Esos trabajos, los actuales y los futuros, tienden, señores,
a transformar el puerto del Callao en un amplio depósito comercial en el centro
del Pacífico y al corazón, que juro, en este fundar un gran puerto en el sur; a
irrigar sistemáticamente las zonas áridas de nuestra costa en el norte, en el
centro y en el sur; a resolver el problema agrario en su aspecto económico en
relación con la propiedad y en su aspecto social en relación con el obrero.
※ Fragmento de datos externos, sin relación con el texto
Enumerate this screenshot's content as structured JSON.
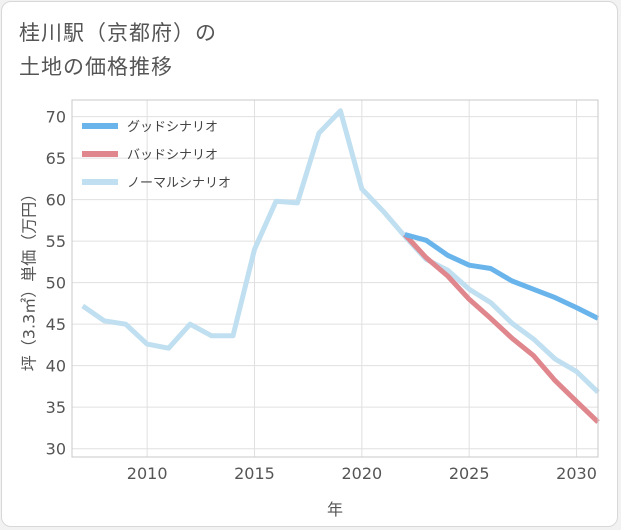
{
  "header": {
    "title_line1": "桂川駅（京都府）の",
    "title_line2": "土地の価格推移"
  },
  "chart_data": {
    "type": "line",
    "title": "桂川駅（京都府）の土地の価格推移",
    "xlabel": "年",
    "ylabel": "坪（3.3㎡）単価（万円）",
    "xlim": [
      2006.5,
      2031
    ],
    "ylim": [
      29,
      72
    ],
    "xticks": [
      2010,
      2015,
      2020,
      2025,
      2030
    ],
    "yticks": [
      30,
      35,
      40,
      45,
      50,
      55,
      60,
      65,
      70
    ],
    "grid": true,
    "legend_position": "top-left",
    "series": [
      {
        "name": "グッドシナリオ",
        "color": "#6ab4ec",
        "x": [
          2022,
          2023,
          2024,
          2025,
          2026,
          2027,
          2028,
          2029,
          2030,
          2031
        ],
        "y": [
          55.8,
          55.1,
          53.3,
          52.1,
          51.7,
          50.2,
          49.2,
          48.2,
          47.0,
          45.7
        ]
      },
      {
        "name": "バッドシナリオ",
        "color": "#e0868d",
        "x": [
          2022,
          2023,
          2024,
          2025,
          2026,
          2027,
          2028,
          2029,
          2030,
          2031
        ],
        "y": [
          55.8,
          53.0,
          50.8,
          48.0,
          45.7,
          43.3,
          41.2,
          38.2,
          35.7,
          33.2
        ]
      },
      {
        "name": "ノーマルシナリオ",
        "color": "#c0dff0",
        "x": [
          2007,
          2008,
          2009,
          2010,
          2011,
          2012,
          2013,
          2014,
          2015,
          2016,
          2017,
          2018,
          2019,
          2020,
          2021,
          2022,
          2023,
          2024,
          2025,
          2026,
          2027,
          2028,
          2029,
          2030,
          2031
        ],
        "y": [
          47.2,
          45.4,
          45.0,
          42.6,
          42.1,
          45.0,
          43.6,
          43.6,
          54.0,
          59.8,
          59.6,
          68.0,
          70.7,
          61.3,
          58.6,
          55.6,
          52.8,
          51.5,
          49.2,
          47.6,
          45.1,
          43.2,
          40.8,
          39.3,
          36.8
        ]
      }
    ]
  }
}
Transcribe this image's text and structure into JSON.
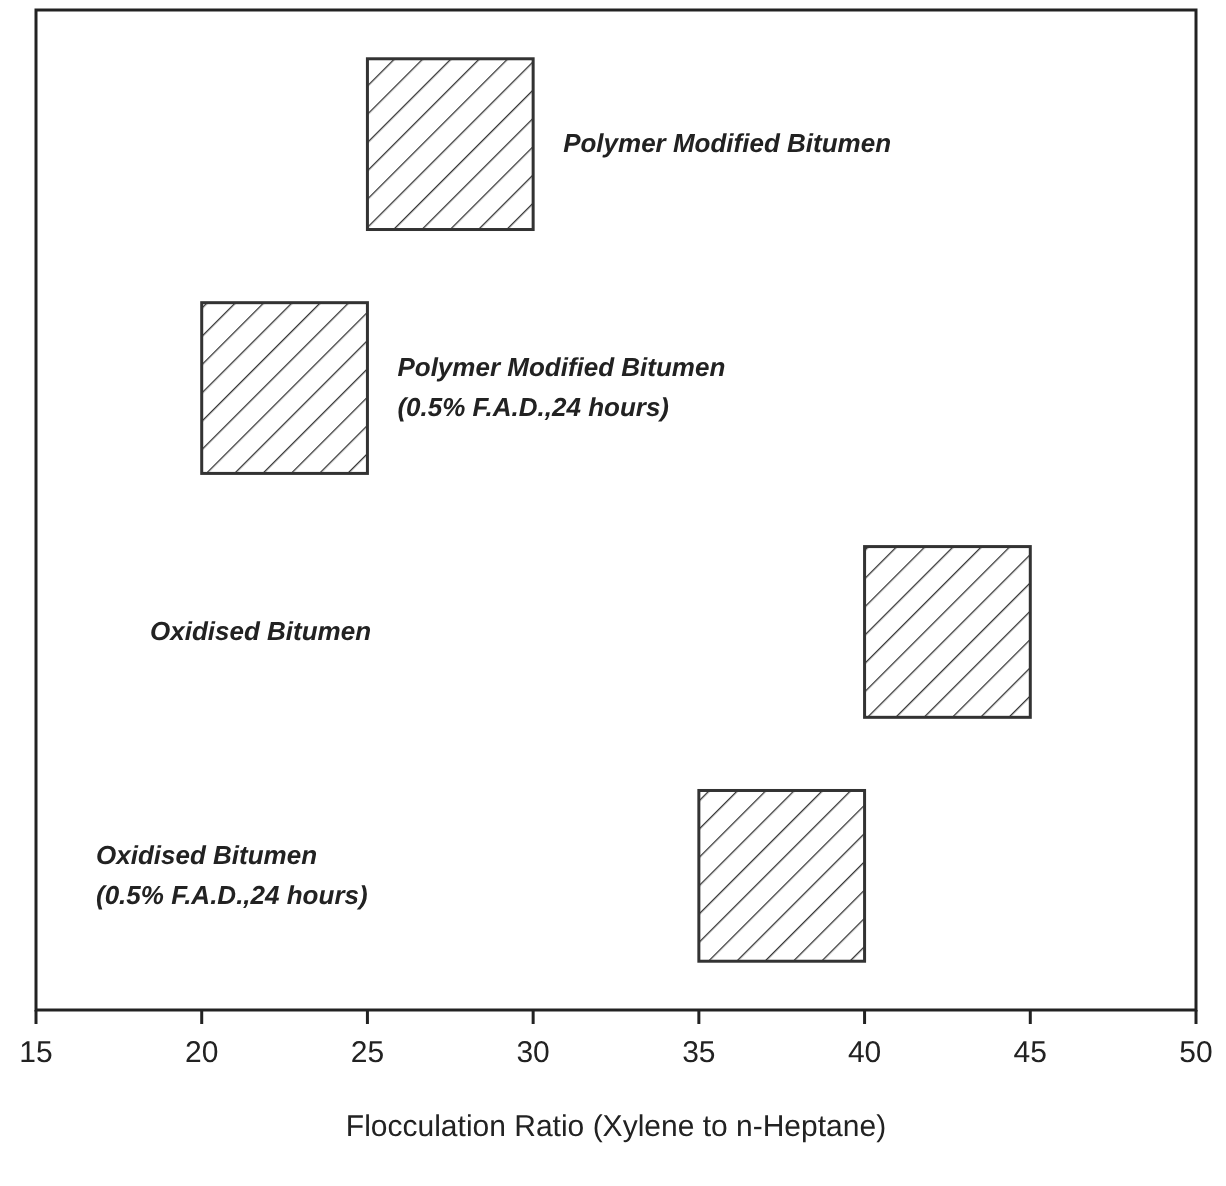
{
  "chart_data": {
    "type": "bar",
    "orientation": "horizontal",
    "xlabel": "Flocculation Ratio (Xylene to n-Heptane)",
    "categories": [
      "Polymer Modified Bitumen",
      "Polymer Modified Bitumen\n(0.5% F.A.D.,24 hours)",
      "Oxidised Bitumen",
      "Oxidised Bitumen\n(0.5% F.A.D.,24 hours)"
    ],
    "base": [
      25,
      20,
      40,
      35
    ],
    "values": [
      5,
      5,
      5,
      5
    ],
    "color": "#333333",
    "xlim": [
      15,
      50
    ],
    "xticks": [
      15,
      20,
      25,
      30,
      35,
      40,
      45,
      50
    ]
  }
}
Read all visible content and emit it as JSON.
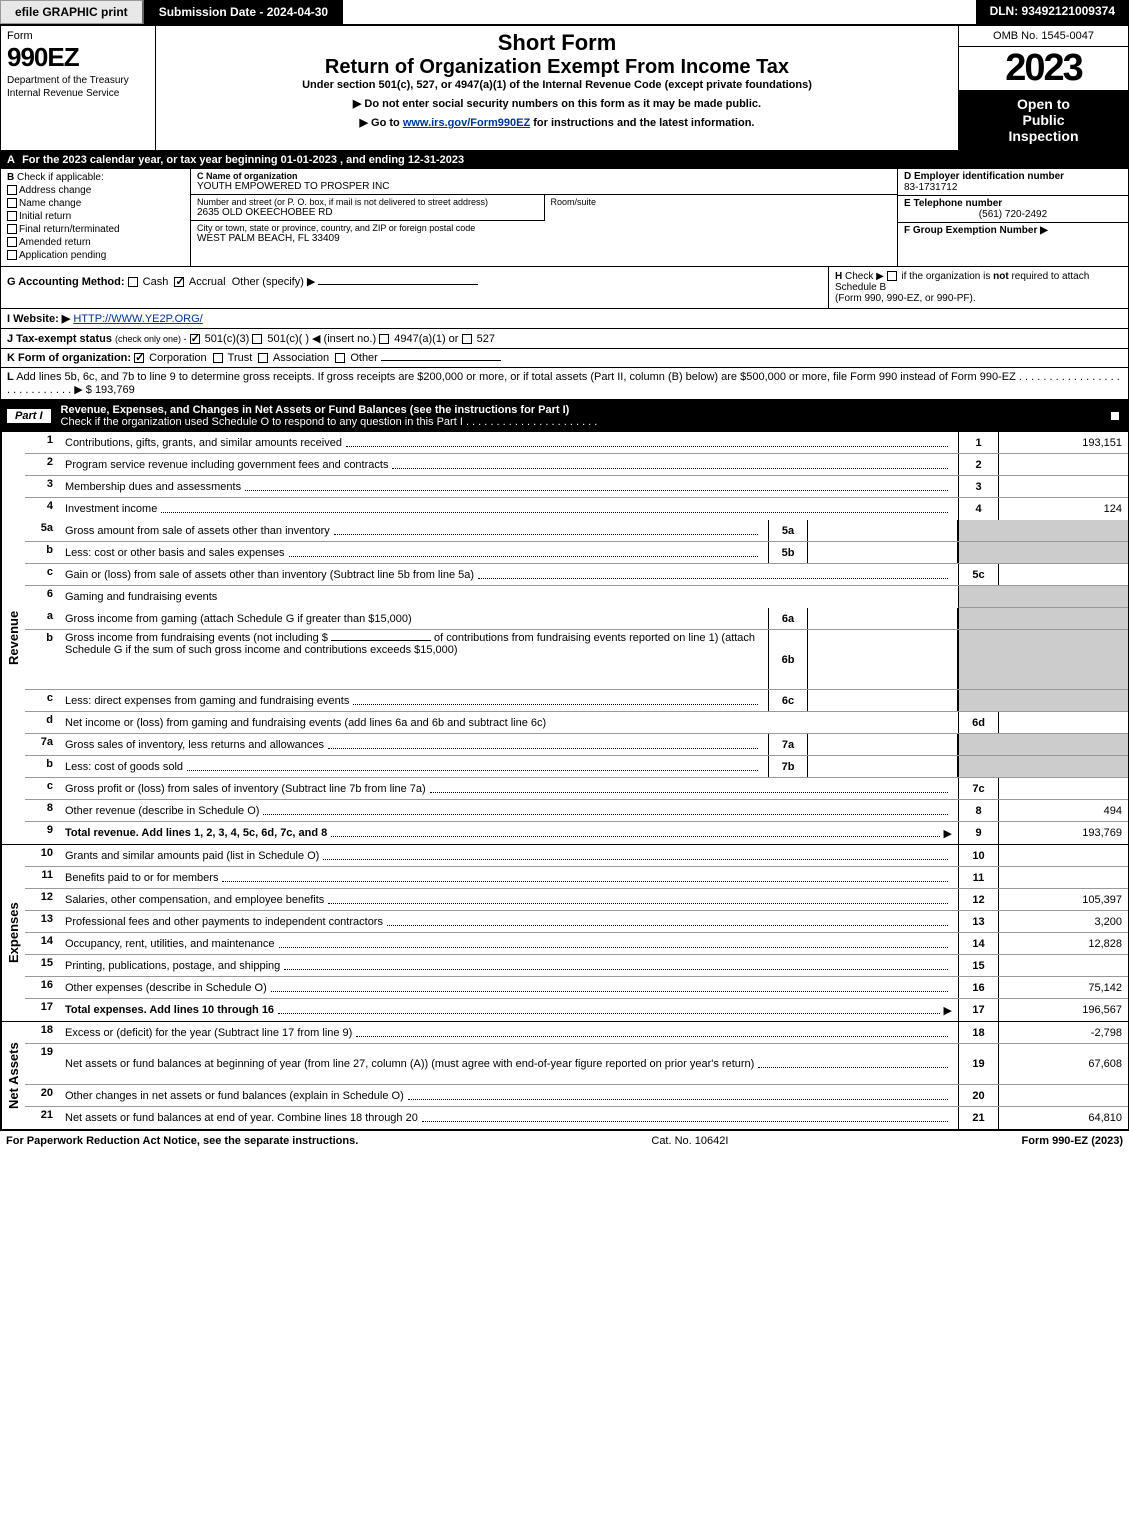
{
  "topbar": {
    "efile_label": "efile GRAPHIC print",
    "submission_label": "Submission Date - 2024-04-30",
    "dln_label": "DLN: 93492121009374"
  },
  "header": {
    "form_label": "Form",
    "form_number": "990EZ",
    "dept1": "Department of the Treasury",
    "dept2": "Internal Revenue Service",
    "title1": "Short Form",
    "title2": "Return of Organization Exempt From Income Tax",
    "subtitle": "Under section 501(c), 527, or 4947(a)(1) of the Internal Revenue Code (except private foundations)",
    "instr1": "▶ Do not enter social security numbers on this form as it may be made public.",
    "instr2_pre": "▶ Go to ",
    "instr2_link": "www.irs.gov/Form990EZ",
    "instr2_post": " for instructions and the latest information.",
    "omb": "OMB No. 1545-0047",
    "year": "2023",
    "open1": "Open to",
    "open2": "Public",
    "open3": "Inspection"
  },
  "line_a": {
    "label": "A",
    "text": "For the 2023 calendar year, or tax year beginning 01-01-2023 , and ending 12-31-2023"
  },
  "section_b": {
    "label": "B",
    "title": "Check if applicable:",
    "opts": [
      "Address change",
      "Name change",
      "Initial return",
      "Final return/terminated",
      "Amended return",
      "Application pending"
    ]
  },
  "section_c": {
    "name_label": "C Name of organization",
    "name_value": "YOUTH EMPOWERED TO PROSPER INC",
    "street_label": "Number and street (or P. O. box, if mail is not delivered to street address)",
    "street_value": "2635 OLD OKEECHOBEE RD",
    "suite_label": "Room/suite",
    "city_label": "City or town, state or province, country, and ZIP or foreign postal code",
    "city_value": "WEST PALM BEACH, FL  33409"
  },
  "section_d": {
    "ein_label": "D Employer identification number",
    "ein_value": "83-1731712",
    "tel_label": "E Telephone number",
    "tel_value": "(561) 720-2492",
    "group_label": "F Group Exemption Number  ▶"
  },
  "line_g": {
    "label": "G Accounting Method:",
    "cash": "Cash",
    "accrual": "Accrual",
    "other": "Other (specify) ▶"
  },
  "line_h": {
    "label": "H",
    "text1": "Check ▶",
    "text2": "if the organization is ",
    "text3": "not",
    "text4": " required to attach Schedule B",
    "text5": "(Form 990, 990-EZ, or 990-PF)."
  },
  "line_i": {
    "label": "I Website: ▶",
    "value": "HTTP://WWW.YE2P.ORG/"
  },
  "line_j": {
    "label": "J Tax-exempt status",
    "sub": "(check only one) -",
    "opt1": "501(c)(3)",
    "opt2": "501(c)(  ) ◀ (insert no.)",
    "opt3": "4947(a)(1) or",
    "opt4": "527"
  },
  "line_k": {
    "label": "K Form of organization:",
    "opts": [
      "Corporation",
      "Trust",
      "Association",
      "Other"
    ]
  },
  "line_l": {
    "label": "L",
    "text": "Add lines 5b, 6c, and 7b to line 9 to determine gross receipts. If gross receipts are $200,000 or more, or if total assets (Part II, column (B) below) are $500,000 or more, file Form 990 instead of Form 990-EZ",
    "amount": "$ 193,769"
  },
  "part1": {
    "label": "Part I",
    "title": "Revenue, Expenses, and Changes in Net Assets or Fund Balances (see the instructions for Part I)",
    "sub": "Check if the organization used Schedule O to respond to any question in this Part I"
  },
  "revenue": {
    "side": "Revenue",
    "rows": [
      {
        "n": "1",
        "d": "Contributions, gifts, grants, and similar amounts received",
        "rn": "1",
        "v": "193,151"
      },
      {
        "n": "2",
        "d": "Program service revenue including government fees and contracts",
        "rn": "2",
        "v": ""
      },
      {
        "n": "3",
        "d": "Membership dues and assessments",
        "rn": "3",
        "v": ""
      },
      {
        "n": "4",
        "d": "Investment income",
        "rn": "4",
        "v": "124"
      }
    ],
    "r5a": {
      "n": "5a",
      "d": "Gross amount from sale of assets other than inventory",
      "sn": "5a"
    },
    "r5b": {
      "n": "b",
      "d": "Less: cost or other basis and sales expenses",
      "sn": "5b"
    },
    "r5c": {
      "n": "c",
      "d": "Gain or (loss) from sale of assets other than inventory (Subtract line 5b from line 5a)",
      "rn": "5c",
      "v": ""
    },
    "r6": {
      "n": "6",
      "d": "Gaming and fundraising events"
    },
    "r6a": {
      "n": "a",
      "d": "Gross income from gaming (attach Schedule G if greater than $15,000)",
      "sn": "6a"
    },
    "r6b": {
      "n": "b",
      "d1": "Gross income from fundraising events (not including $",
      "d2": "of contributions from fundraising events reported on line 1) (attach Schedule G if the sum of such gross income and contributions exceeds $15,000)",
      "sn": "6b"
    },
    "r6c": {
      "n": "c",
      "d": "Less: direct expenses from gaming and fundraising events",
      "sn": "6c"
    },
    "r6d": {
      "n": "d",
      "d": "Net income or (loss) from gaming and fundraising events (add lines 6a and 6b and subtract line 6c)",
      "rn": "6d",
      "v": ""
    },
    "r7a": {
      "n": "7a",
      "d": "Gross sales of inventory, less returns and allowances",
      "sn": "7a"
    },
    "r7b": {
      "n": "b",
      "d": "Less: cost of goods sold",
      "sn": "7b"
    },
    "r7c": {
      "n": "c",
      "d": "Gross profit or (loss) from sales of inventory (Subtract line 7b from line 7a)",
      "rn": "7c",
      "v": ""
    },
    "r8": {
      "n": "8",
      "d": "Other revenue (describe in Schedule O)",
      "rn": "8",
      "v": "494"
    },
    "r9": {
      "n": "9",
      "d": "Total revenue. Add lines 1, 2, 3, 4, 5c, 6d, 7c, and 8",
      "rn": "9",
      "v": "193,769"
    }
  },
  "expenses": {
    "side": "Expenses",
    "rows": [
      {
        "n": "10",
        "d": "Grants and similar amounts paid (list in Schedule O)",
        "rn": "10",
        "v": ""
      },
      {
        "n": "11",
        "d": "Benefits paid to or for members",
        "rn": "11",
        "v": ""
      },
      {
        "n": "12",
        "d": "Salaries, other compensation, and employee benefits",
        "rn": "12",
        "v": "105,397"
      },
      {
        "n": "13",
        "d": "Professional fees and other payments to independent contractors",
        "rn": "13",
        "v": "3,200"
      },
      {
        "n": "14",
        "d": "Occupancy, rent, utilities, and maintenance",
        "rn": "14",
        "v": "12,828"
      },
      {
        "n": "15",
        "d": "Printing, publications, postage, and shipping",
        "rn": "15",
        "v": ""
      },
      {
        "n": "16",
        "d": "Other expenses (describe in Schedule O)",
        "rn": "16",
        "v": "75,142"
      },
      {
        "n": "17",
        "d": "Total expenses. Add lines 10 through 16",
        "rn": "17",
        "v": "196,567"
      }
    ]
  },
  "netassets": {
    "side": "Net Assets",
    "rows": [
      {
        "n": "18",
        "d": "Excess or (deficit) for the year (Subtract line 17 from line 9)",
        "rn": "18",
        "v": "-2,798"
      },
      {
        "n": "19",
        "d": "Net assets or fund balances at beginning of year (from line 27, column (A)) (must agree with end-of-year figure reported on prior year's return)",
        "rn": "19",
        "v": "67,608"
      },
      {
        "n": "20",
        "d": "Other changes in net assets or fund balances (explain in Schedule O)",
        "rn": "20",
        "v": ""
      },
      {
        "n": "21",
        "d": "Net assets or fund balances at end of year. Combine lines 18 through 20",
        "rn": "21",
        "v": "64,810"
      }
    ]
  },
  "footer": {
    "left": "For Paperwork Reduction Act Notice, see the separate instructions.",
    "mid": "Cat. No. 10642I",
    "right": "Form 990-EZ (2023)"
  }
}
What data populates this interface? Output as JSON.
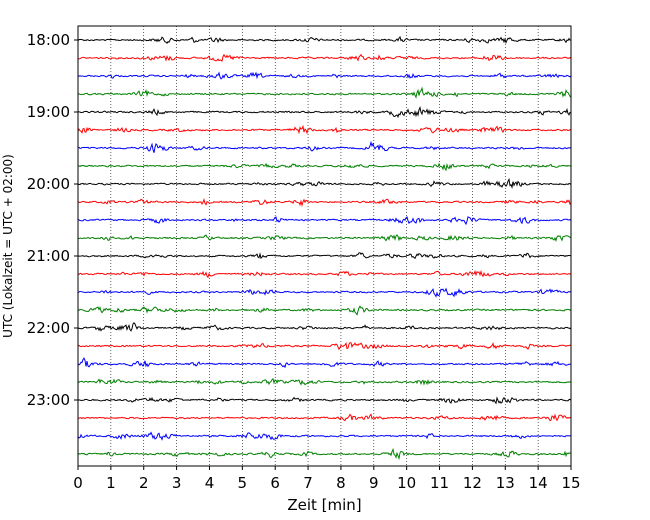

Esos trabajos tienden en la sierra al parcelamiento del latifundio y a la
rehabilitación del indio; a la extracción, en mayor escala, de los minerales de
toda clase, que esconden los Andes en prodigiosos filones; a la explotación
libre de esos océanos de petróleo que avanzan en el sur desde las orillas del
Titicaca por toda la Cuenca Amazónica hasta llegar al límite máximo de nuestra
frontera del norte. Esos trabajos en la montaña harán despertar a la selva
milenaria, creando zonas habitables para los valerosos inmigrantes que de todos
los puntos del planeta se proponen venir para juntar su esfuerzo al trabajo
creador de la naturaleza, allí donde el suelo, los bosques, los ríos, conservan
la primitiva grandeza que tuvo la Tierra al salir de manos de su Divino
Artífice. Esos trabajos públicos comprenden también los ferrocarriles y los
caminos.
Sobre todo los ferrocarriles, que, partiendo de la costa,
penetran a la montaña; y los caminos que, siguiendo los planes científicos de
su construcción, comuniquen las tres regiones del Perú, su capital, con todas
sus fronteras, unas ciudades con otras, las que se levantan como atalayas en la
cumbre de los cerros, las que orientan como puntos de dirección en la espesura
de las selvas y las que se recuestan embriagadas de sol en las suaves
pendientes de los valles costaneros.
En una palabra, mi programa de Gobierno para el periodo que
hoy se inicia, lo concreto diciendo: que daré al Perú la conciencia de su unidad
geográfica por las comunicaciones que voy a construir; la conciencia de su
unidad espiritual por el nuevo régimen de educación que voy a establecer; la
conciencia de su unidad económica por las reformas fiscales que voy a dictar. Y
no olvido, señores, no lo olvidaré nunca, que también debo dar al Perú la
conciencia de su fuerza estimulando ampliamente los progresos de nuestro
Ejército, de nuestra Marina y de nuestra Aviación.
Señores Representantes:
Al declarar inauguradas vuestras labores en la Legislatura
Ordinaria de 1929, hago votos porque el Dios de las naciones os ilumine para
realizar la obra de bien que espera la República.